ANN ARBOR, Mich.—Although customer satisfaction is on the rise, companies must focus more on consumers than on competitors, according to a University of Michigan business professor.

Speaking at the Detroit Economic Club's economic outlook meeting last week, Claes Fornell of the Stephen M. Ross School of Business said that advances in information technology, such as the Internet, and increasing globalization have made consumers very powerful.

"Buyers are becoming more powerful because of the information available to them and because they have more purchase alternatives," said Fornell, professor of marketing and director of the American Customer Satisfaction Index (ACSI). "The implication is extremely important for business—assets of production aren't what they used to be. By themselves, they don't tell us much about the future anymore. Unless supported by other types of assets, they're not as valuable either."

For a manufacturing state like Michigan, he said, this might be disturbing, but it is also critical that we deal with it.

"After all, we live in a marketplace where the combined market value of General Motors, DaimlerChrysler and Ford is only a fraction of the value of Google alone," he said. "No wonder then that the relationship between assets on the balance sheet—basically assets of production—and future income is getting weaker and weaker."

Fornell said the most critical economic asset for a company, especially when buyers are powerful, is not recorded on a balance sheet—the health and strength of the company's relationship with its customers.

"As buyers become empowered, sellers have no choice but to adapt," he said. "Focusing on competition has its place, of course, but with buyer power on the rise, it's probably necessary to pay more attention to the customer—and deal with competition as a by-product of that effort. Too often it's the other way around."

According to Fornell, companies can always increase customer satisfaction by reducing prices. For example, Detroit automakers improved their customer satisfaction ratings by offering discounted prices on many of their vehicles this year. But the domestic car industry still continues to lag behind imports in customer satisfaction. In fact, the gap has widened.

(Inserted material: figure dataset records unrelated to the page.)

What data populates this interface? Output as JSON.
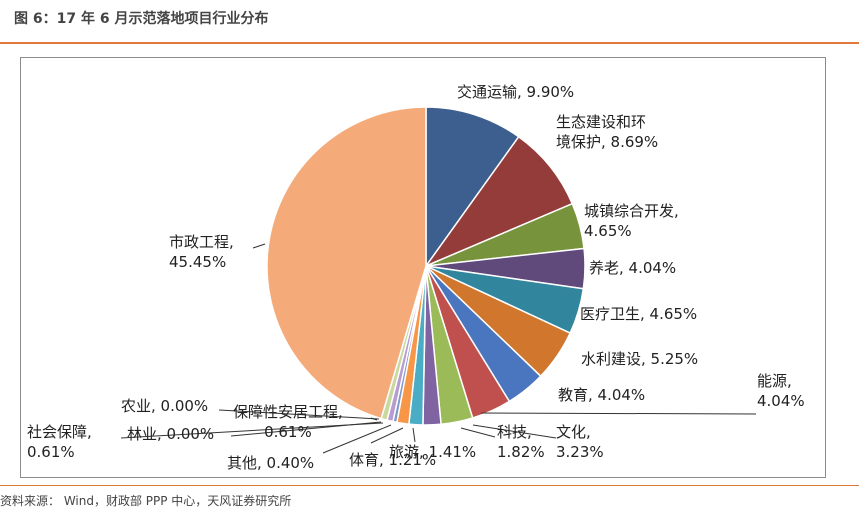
{
  "figure_title": "图 6：17 年 6 月示范落地项目行业分布",
  "source": "资料来源：  Wind，财政部 PPP 中心，天风证券研究所",
  "colors": {
    "accent_rule": "#e07a3a",
    "frame": "#8c8c8c"
  },
  "chart_data": {
    "type": "pie",
    "title": "",
    "slices": [
      {
        "name": "交通运输",
        "value": 9.9,
        "label_lines": [
          "交通运输, 9.90%"
        ],
        "color": "#3d5f8f"
      },
      {
        "name": "生态建设和环境保护",
        "value": 8.69,
        "label_lines": [
          "生态建设和环",
          "境保护, 8.69%"
        ],
        "color": "#943c3a"
      },
      {
        "name": "城镇综合开发",
        "value": 4.65,
        "label_lines": [
          "城镇综合开发,",
          "4.65%"
        ],
        "color": "#77933c"
      },
      {
        "name": "养老",
        "value": 4.04,
        "label_lines": [
          "养老, 4.04%"
        ],
        "color": "#5f4a7b"
      },
      {
        "name": "医疗卫生",
        "value": 4.65,
        "label_lines": [
          "医疗卫生, 4.65%"
        ],
        "color": "#31859c"
      },
      {
        "name": "水利建设",
        "value": 5.25,
        "label_lines": [
          "水利建设, 5.25%"
        ],
        "color": "#d0772d"
      },
      {
        "name": "教育",
        "value": 4.04,
        "label_lines": [
          "教育, 4.04%"
        ],
        "color": "#4a76c0"
      },
      {
        "name": "能源",
        "value": 4.04,
        "label_lines": [
          "能源,",
          "4.04%"
        ],
        "color": "#c0504d"
      },
      {
        "name": "文化",
        "value": 3.23,
        "label_lines": [
          "文化,",
          "3.23%"
        ],
        "color": "#9bbb59"
      },
      {
        "name": "科技",
        "value": 1.82,
        "label_lines": [
          "科技,",
          "1.82%"
        ],
        "color": "#8064a2"
      },
      {
        "name": "旅游",
        "value": 1.41,
        "label_lines": [
          "旅游, 1.41%"
        ],
        "color": "#4bacc6"
      },
      {
        "name": "体育",
        "value": 1.21,
        "label_lines": [
          "体育, 1.21%"
        ],
        "color": "#f79646"
      },
      {
        "name": "其他",
        "value": 0.4,
        "label_lines": [
          "其他, 0.40%"
        ],
        "color": "#7f9ac7"
      },
      {
        "name": "社会保障",
        "value": 0.61,
        "label_lines": [
          "社会保障,",
          "0.61%"
        ],
        "color": "#b89bd0"
      },
      {
        "name": "林业",
        "value": 0.0,
        "label_lines": [
          "林业, 0.00%"
        ],
        "color": "#c6d9a2"
      },
      {
        "name": "农业",
        "value": 0.0,
        "label_lines": [
          "农业, 0.00%"
        ],
        "color": "#c5b4d6"
      },
      {
        "name": "保障性安居工程",
        "value": 0.61,
        "label_lines": [
          "保障性安居工程,",
          "0.61%"
        ],
        "color": "#c9d99e"
      },
      {
        "name": "市政工程",
        "value": 45.45,
        "label_lines": [
          "市政工程,",
          "45.45%"
        ],
        "color": "#f5aa7a"
      }
    ]
  }
}
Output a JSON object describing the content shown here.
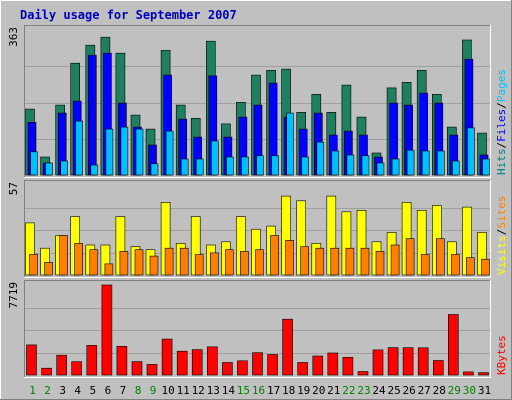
{
  "chart_data": {
    "type": "bar",
    "title": "Daily usage for September 2007",
    "categories": [
      "1",
      "2",
      "3",
      "4",
      "5",
      "6",
      "7",
      "8",
      "9",
      "10",
      "11",
      "12",
      "13",
      "14",
      "15",
      "16",
      "17",
      "18",
      "19",
      "20",
      "21",
      "22",
      "23",
      "24",
      "25",
      "26",
      "27",
      "28",
      "29",
      "30",
      "31"
    ],
    "weekend_days": [
      "1",
      "2",
      "8",
      "9",
      "15",
      "16",
      "22",
      "23",
      "29",
      "30"
    ],
    "panels": [
      {
        "name": "Hits/Files/Pages",
        "ymax_label": "363",
        "ylim": [
          0,
          363
        ],
        "axis_labels": [
          {
            "text": "Hits",
            "color": "#008080"
          },
          {
            "text": "Files",
            "color": "#0000ff"
          },
          {
            "text": "Pages",
            "color": "#00bfff"
          }
        ],
        "series": [
          {
            "name": "Hits",
            "color": "#1e8060",
            "values": [
              165,
              45,
              175,
              280,
              325,
              345,
              305,
              150,
              115,
              312,
              175,
              142,
              335,
              128,
              182,
              250,
              262,
              265,
              157,
              202,
              157,
              225,
              145,
              55,
              218,
              232,
              262,
              202,
              120,
              338,
              105
            ]
          },
          {
            "name": "Files",
            "color": "#0000ff",
            "values": [
              132,
              30,
              155,
              185,
              300,
              305,
              180,
              120,
              75,
              250,
              140,
              95,
              248,
              95,
              145,
              175,
              230,
              145,
              115,
              155,
              100,
              110,
              100,
              45,
              180,
              175,
              205,
              180,
              100,
              290,
              50
            ]
          },
          {
            "name": "Pages",
            "color": "#00bfff",
            "values": [
              58,
              30,
              35,
              135,
              25,
              115,
              120,
              115,
              28,
              110,
              40,
              40,
              85,
              45,
              45,
              48,
              48,
              155,
              45,
              82,
              60,
              50,
              48,
              30,
              40,
              62,
              60,
              60,
              35,
              118,
              40
            ]
          }
        ]
      },
      {
        "name": "Visits/Sites",
        "ymax_label": "57",
        "ylim": [
          0,
          57
        ],
        "axis_labels": [
          {
            "text": "Visits",
            "color": "#ffff00"
          },
          {
            "text": "Sites",
            "color": "#ff8000"
          }
        ],
        "series": [
          {
            "name": "Visits",
            "color": "#ffff00",
            "values": [
              33,
              17,
              25,
              37,
              19,
              19,
              37,
              18,
              16,
              46,
              20,
              37,
              19,
              21,
              37,
              29,
              31,
              50,
              47,
              20,
              50,
              40,
              41,
              21,
              27,
              46,
              41,
              44,
              21,
              43,
              27
            ]
          },
          {
            "name": "Sites",
            "color": "#ff8000",
            "values": [
              13,
              8,
              25,
              20,
              16,
              7,
              15,
              16,
              12,
              17,
              17,
              13,
              14,
              16,
              15,
              16,
              25,
              22,
              18,
              17,
              17,
              17,
              17,
              15,
              19,
              23,
              13,
              23,
              13,
              11,
              10
            ]
          }
        ]
      },
      {
        "name": "KBytes",
        "ymax_label": "7719",
        "ylim": [
          0,
          7719
        ],
        "axis_labels": [
          {
            "text": "KBytes",
            "color": "#ff0000"
          }
        ],
        "series": [
          {
            "name": "KBytes",
            "color": "#ff0000",
            "values": [
              2580,
              580,
              1700,
              1140,
              2540,
              7719,
              2460,
              1150,
              910,
              3080,
              2040,
              2180,
              2420,
              1070,
              1220,
              1910,
              1760,
              4790,
              1070,
              1630,
              1890,
              1520,
              300,
              2150,
              2350,
              2340,
              2330,
              1240,
              5190,
              270,
              210
            ]
          }
        ]
      }
    ]
  }
}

"Price discounting, at an average of $3,500 per car, led to a higher level of customer satisfaction for General Motors, Ford and DaimlerChrysler," he said. "For Toyota, Honda, BMW and Hyundai, that was not the case. Here, satisfaction increased because of product appeal.

"This is important because higher levels of customer satisfaction usually move the demand curve upwards, making room for price increases and better margins. But if the satisfaction improvements come from price incentives, the opposite is true and pricing power is lost."

Fornell concluded his talk with sage advice: Invest in companies that treat their customers well or make sure that your company does—one or the other, or both.

"Our research shows that such companies tend not only to have higher cash flow growth, but better cash flow stability as well—key factors for rising share prices," he said. "This, of course, is what free-market capitalism is supposed to do—align the flow and power of capital with buyer satisfaction for a better and stronger economy."